The league maintained it had the right to sell “Sunday Ticket” under its antitrust exemption for broadcasting. The plaintiffs argued that the exemption applies only to traditional over-the-air broadcasts and not to pay television.
The Sunday Ticket subscription cost consumers around $300 per season. It is currently $449 on YouTube, or $100 less bundled with a YouTube TV subscription plan. The case does not affect the current NFL-YouTube agreement.
“We continue to believe that our media distribution strategy, which features all NFL games broadcast on free over-the-air television in the markets of the participating teams and national distribution of our most popular games, supplemented by many additional choices including RedZone, Sunday Ticket and NFL+, is by far the most fan friendly distribution model in all of sports and entertainment,” the league said Friday in a statement to Legal Dive.
The NFL declined to discuss the case further because the litigation is ongoing.

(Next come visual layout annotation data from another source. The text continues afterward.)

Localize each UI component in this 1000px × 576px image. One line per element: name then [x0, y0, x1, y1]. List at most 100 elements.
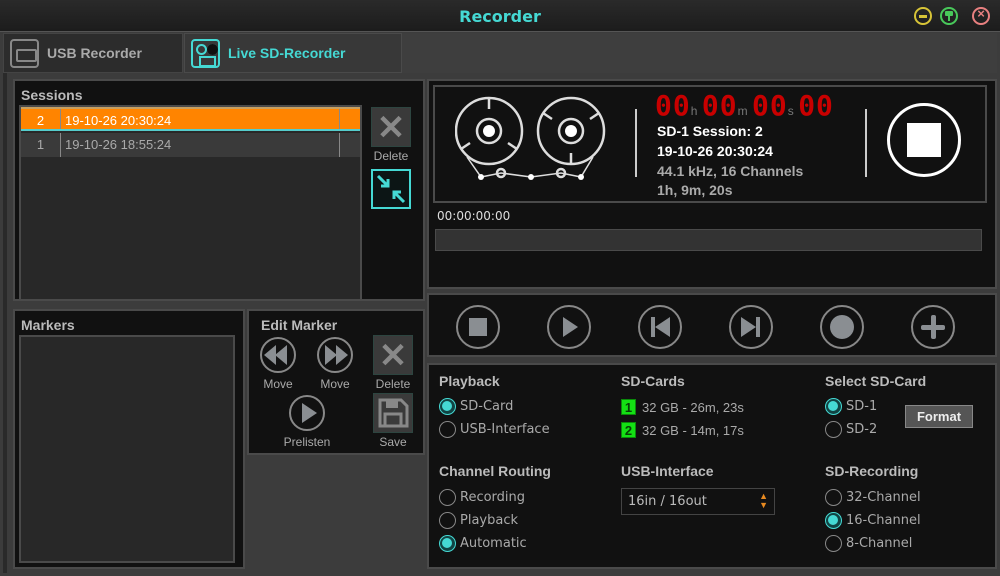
- tab-label: USB Recorder: [47, 45, 142, 61]
- save-label: Save: [379, 435, 407, 449]
- session-number: 1: [21, 133, 61, 157]
- sd-rec-8-channel-radio[interactable]: 8-Channel: [825, 535, 912, 552]
- seconds-digits: 00: [752, 89, 788, 122]
- x-icon: ✕: [376, 109, 406, 147]
- play-icon: [563, 317, 578, 337]
- divider: [635, 109, 637, 177]
- settings-panel: Playback SD-Card USB-Interface SD-Cards …: [427, 363, 997, 569]
- format-button[interactable]: Format: [905, 405, 973, 428]
- usb-interface-select[interactable]: 16in / 16out ▲ ▼: [621, 488, 775, 515]
- select-sd-card-title: Select SD-Card: [825, 373, 927, 389]
- title-bar: Recorder ×: [0, 0, 1000, 32]
- window-title: Recorder: [459, 7, 541, 26]
- sd-rec-16-channel-radio[interactable]: 16-Channel: [825, 512, 921, 529]
- playback-usb-interface-radio[interactable]: USB-Interface: [439, 421, 550, 438]
- routing-recording-radio[interactable]: Recording: [439, 489, 525, 506]
- markers-title: Markers: [21, 317, 75, 333]
- delete-label: Delete: [373, 149, 409, 163]
- main-area: Sessions 2 19-10-26 20:30:24 1 19-10-26 …: [3, 73, 997, 573]
- position-slider[interactable]: [435, 229, 982, 251]
- sd-card-1-info: 1 32 GB - 26m, 23s: [621, 399, 744, 415]
- usb-interface-title: USB-Interface: [621, 463, 714, 479]
- session-datetime: 19-10-26 20:30:24: [61, 109, 340, 129]
- stop-icon: [469, 318, 487, 336]
- move-forward-label: Move: [320, 377, 350, 391]
- session-row[interactable]: 2 19-10-26 20:30:24: [21, 107, 360, 131]
- close-icon[interactable]: ×: [972, 6, 990, 25]
- playback-sd-card-radio[interactable]: SD-Card: [439, 398, 513, 415]
- divider: [865, 109, 867, 177]
- session-info: SD-1 Session: 2: [657, 123, 763, 139]
- tape-recorder-icon: [191, 38, 220, 68]
- channel-routing-title: Channel Routing: [439, 463, 551, 479]
- move-forward-button[interactable]: [317, 337, 353, 373]
- stop-icon: [907, 123, 941, 157]
- usb-interface-value: 16in / 16out: [628, 494, 707, 509]
- transport-panel: [427, 293, 997, 357]
- stop-record-button[interactable]: [887, 103, 961, 177]
- record-button[interactable]: [820, 305, 864, 349]
- updown-arrows-icon: ▲ ▼: [759, 491, 768, 510]
- tab-live-sd-recorder[interactable]: Live SD-Recorder: [184, 33, 402, 73]
- sd-recording-title: SD-Recording: [825, 463, 919, 479]
- prelisten-button[interactable]: [289, 395, 325, 431]
- sd-card-2-info: 2 32 GB - 14m, 17s: [621, 422, 744, 438]
- playback-title: Playback: [439, 373, 500, 389]
- frames-digits: 00: [798, 89, 834, 122]
- display-box: 00h 00m 00s 00 SD-1 Session: 2 19-10-26 …: [433, 85, 987, 203]
- record-icon: [830, 315, 854, 339]
- recorder-display-panel: 00h 00m 00s 00 SD-1 Session: 2 19-10-26 …: [427, 79, 997, 289]
- sd-cards-title: SD-Cards: [621, 373, 685, 389]
- session-number: 2: [21, 109, 61, 129]
- cassette-icon: [10, 38, 39, 68]
- play-icon: [302, 403, 317, 423]
- pin-icon[interactable]: [940, 7, 958, 25]
- skip-forward-icon: [741, 317, 756, 337]
- routing-automatic-radio[interactable]: Automatic: [439, 535, 527, 552]
- move-back-button[interactable]: [260, 337, 296, 373]
- skip-back-icon: [655, 317, 670, 337]
- collapse-button[interactable]: [371, 169, 411, 209]
- edit-marker-title: Edit Marker: [261, 317, 338, 333]
- routing-playback-radio[interactable]: Playback: [439, 512, 518, 529]
- sd-1-radio[interactable]: SD-1: [825, 398, 877, 415]
- tape-reels-icon: [455, 96, 606, 180]
- sd-card-status-icon: 1: [621, 399, 636, 415]
- delete-session-button[interactable]: ✕: [371, 107, 411, 147]
- collapse-arrows-icon: [376, 174, 406, 204]
- session-format: 44.1 kHz, 16 Channels: [657, 163, 804, 179]
- tab-usb-recorder[interactable]: USB Recorder: [3, 33, 183, 73]
- next-button[interactable]: [729, 305, 773, 349]
- prelisten-label: Prelisten: [283, 435, 331, 449]
- sessions-title: Sessions: [21, 87, 83, 103]
- markers-panel: Markers: [13, 309, 245, 569]
- x-icon: ✕: [378, 337, 408, 375]
- time-counter: 00h 00m 00s 00: [655, 89, 834, 122]
- delete-marker-label: Delete: [375, 377, 411, 391]
- markers-list[interactable]: [19, 335, 235, 563]
- save-marker-button[interactable]: [373, 393, 413, 433]
- sd-2-radio[interactable]: SD-2: [825, 421, 877, 438]
- session-row[interactable]: 1 19-10-26 18:55:24: [21, 133, 360, 157]
- minimize-icon[interactable]: [914, 7, 932, 25]
- floppy-disk-icon: [378, 398, 409, 428]
- sd-card-status-icon: 2: [621, 422, 636, 438]
- session-length: 1h, 9m, 20s: [657, 182, 733, 198]
- stop-button[interactable]: [456, 305, 500, 349]
- delete-marker-button[interactable]: ✕: [373, 335, 413, 375]
- edit-marker-panel: Edit Marker Move Move ✕ Delete Prelisten…: [247, 309, 425, 455]
- minutes-digits: 00: [701, 89, 738, 122]
- tab-bar: USB Recorder Live SD-Recorder: [3, 33, 997, 73]
- tab-label: Live SD-Recorder: [228, 45, 346, 61]
- previous-button[interactable]: [638, 305, 682, 349]
- position-readout: 00:00:00:00: [437, 209, 511, 223]
- play-button[interactable]: [547, 305, 591, 349]
- sessions-list[interactable]: 2 19-10-26 20:30:24 1 19-10-26 18:55:24: [19, 105, 362, 301]
- sd-rec-32-channel-radio[interactable]: 32-Channel: [825, 489, 921, 506]
- session-datetime: 19-10-26 20:30:24: [657, 143, 773, 159]
- session-datetime: 19-10-26 18:55:24: [61, 133, 340, 157]
- add-marker-button[interactable]: [911, 305, 955, 349]
- hours-digits: 00: [655, 89, 691, 122]
- sessions-panel: Sessions 2 19-10-26 20:30:24 1 19-10-26 …: [13, 79, 425, 301]
- move-back-label: Move: [263, 377, 293, 391]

The league is likely to ask the court to set aside the verdict by finding that the plaintiffs had not proven their case, said George Hay, who teaches antitrust law and economics at Cornell University.
Other professional sports leagues are watching the case, the Associated Press noted in its coverage of the lawsuit, as they also sell packages for out-of-market fans. However, pro baseball, basketball and hockey leagues market their out-of-market games on multiple distribution platforms and share in revenues based on subscribers, not from a direct fee for the rights.

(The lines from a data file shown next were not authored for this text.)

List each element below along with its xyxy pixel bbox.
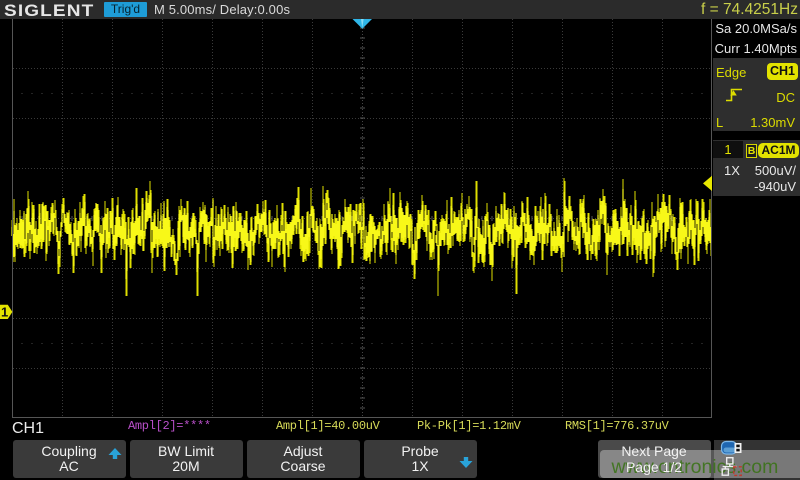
svg-text:1: 1 — [1, 305, 8, 320]
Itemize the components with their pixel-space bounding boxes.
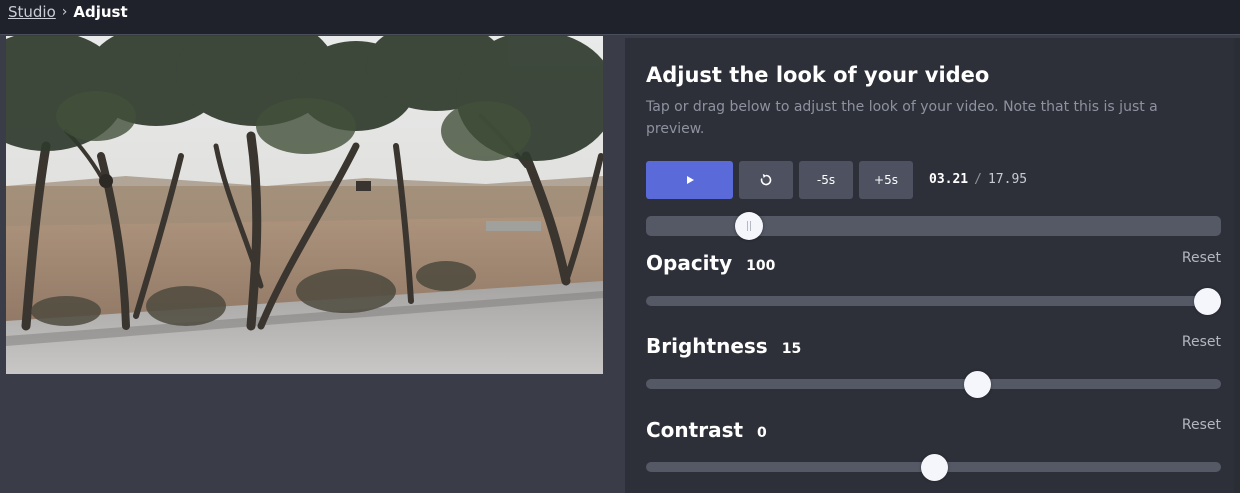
- contrast-label-row: Contrast 0: [646, 418, 767, 442]
- contrast-label: Contrast: [646, 418, 744, 442]
- restart-icon: [760, 174, 772, 186]
- seek-handle[interactable]: [734, 212, 763, 240]
- breadcrumb-current: Adjust: [73, 3, 128, 21]
- brightness-slider-handle[interactable]: [963, 371, 991, 398]
- brightness-label: Brightness: [646, 334, 768, 358]
- adjust-panel: Adjust the look of your video Tap or dra…: [625, 38, 1240, 493]
- contrast-value: 0: [757, 425, 767, 441]
- grip-icon: [746, 221, 751, 231]
- contrast-reset-button[interactable]: Reset: [1182, 417, 1221, 433]
- panel-description: Tap or drag below to adjust the look of …: [646, 99, 1158, 137]
- opacity-reset-button[interactable]: Reset: [1182, 250, 1221, 266]
- breadcrumb-studio-link[interactable]: Studio: [8, 3, 56, 21]
- breadcrumb: Studio › Adjust: [8, 3, 128, 21]
- top-bar: Studio › Adjust: [0, 0, 1240, 35]
- seek-bar[interactable]: [646, 212, 1221, 240]
- scrollbar[interactable]: [1234, 38, 1240, 493]
- panel-title: Adjust the look of your video: [646, 63, 990, 87]
- opacity-value: 100: [746, 258, 776, 274]
- brightness-slider[interactable]: [646, 371, 1221, 398]
- opacity-slider[interactable]: [646, 288, 1221, 315]
- opacity-label-row: Opacity 100: [646, 251, 775, 275]
- forward-5s-button[interactable]: +5s: [859, 161, 913, 199]
- contrast-slider-handle[interactable]: [920, 454, 948, 481]
- contrast-slider[interactable]: [646, 454, 1221, 481]
- opacity-label: Opacity: [646, 251, 733, 275]
- video-preview[interactable]: [6, 36, 603, 374]
- brightness-value: 15: [781, 341, 802, 357]
- brightness-label-row: Brightness 15: [646, 334, 801, 358]
- video-frame-image: [6, 36, 603, 374]
- restart-button[interactable]: [739, 161, 793, 199]
- time-readout: 03.21 / 17.95: [929, 172, 1027, 187]
- opacity-slider-handle[interactable]: [1194, 288, 1221, 315]
- play-button[interactable]: [646, 161, 733, 199]
- brightness-reset-button[interactable]: Reset: [1182, 334, 1221, 350]
- time-separator: /: [974, 172, 982, 187]
- current-time: 03.21: [929, 172, 969, 187]
- preview-area: [0, 36, 620, 493]
- total-time: 17.95: [987, 172, 1028, 187]
- breadcrumb-separator-icon: ›: [61, 4, 68, 20]
- play-icon: [686, 176, 694, 184]
- rewind-5s-button[interactable]: -5s: [799, 161, 853, 199]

Jurors learned during the trial that cable channel ESPN had proposed taking the out-of-market games priced at $70, and to include single-team packages, Front Office Sports reported. The NFL has required that all teams’ games be part of Sunday Ticket. Plaintiffs also revealed that in 2017 the NFL had internally proposed ending the Sunday Ticket package and moving out-of-market games to several cable channels.
During the trial, the plaintiffs had shown that broadcasters Fox and CBS had expressed concerns to the NFL that Sunday Ticket sales could damage ratings for local games.

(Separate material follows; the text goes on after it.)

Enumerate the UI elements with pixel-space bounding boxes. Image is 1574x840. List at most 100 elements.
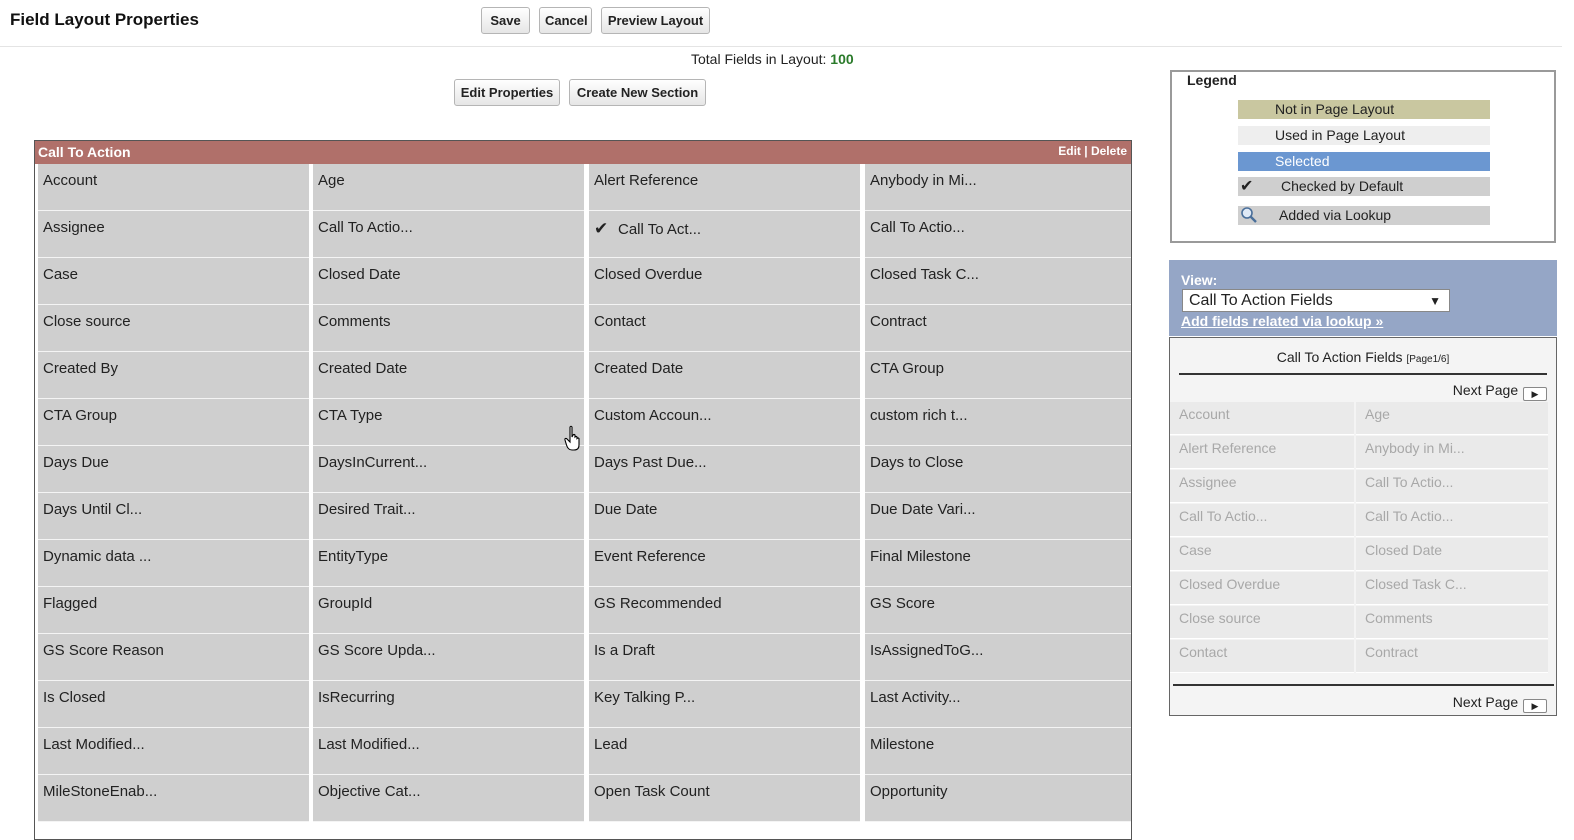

The NFL likely pressured DirecTV about higher pricing in an effort to assuage its broadcast network partners, and that likely affected jurors’ views of how the league was using its lawful monopoly to negotiate distribution rights, said Hay, a former chief economist for the Justice Department’s antitrust division.
“You can infer things but it’s impossible to know what motivated the jury,” Hay said. “My guess is that the most persuasive story was that the league had pressured DirecTV to raise the price of their product to appease networks.”
One lesson for other companies: “Do not reach agreements on pricing that tells other people what pricing they can charge,” Hay said.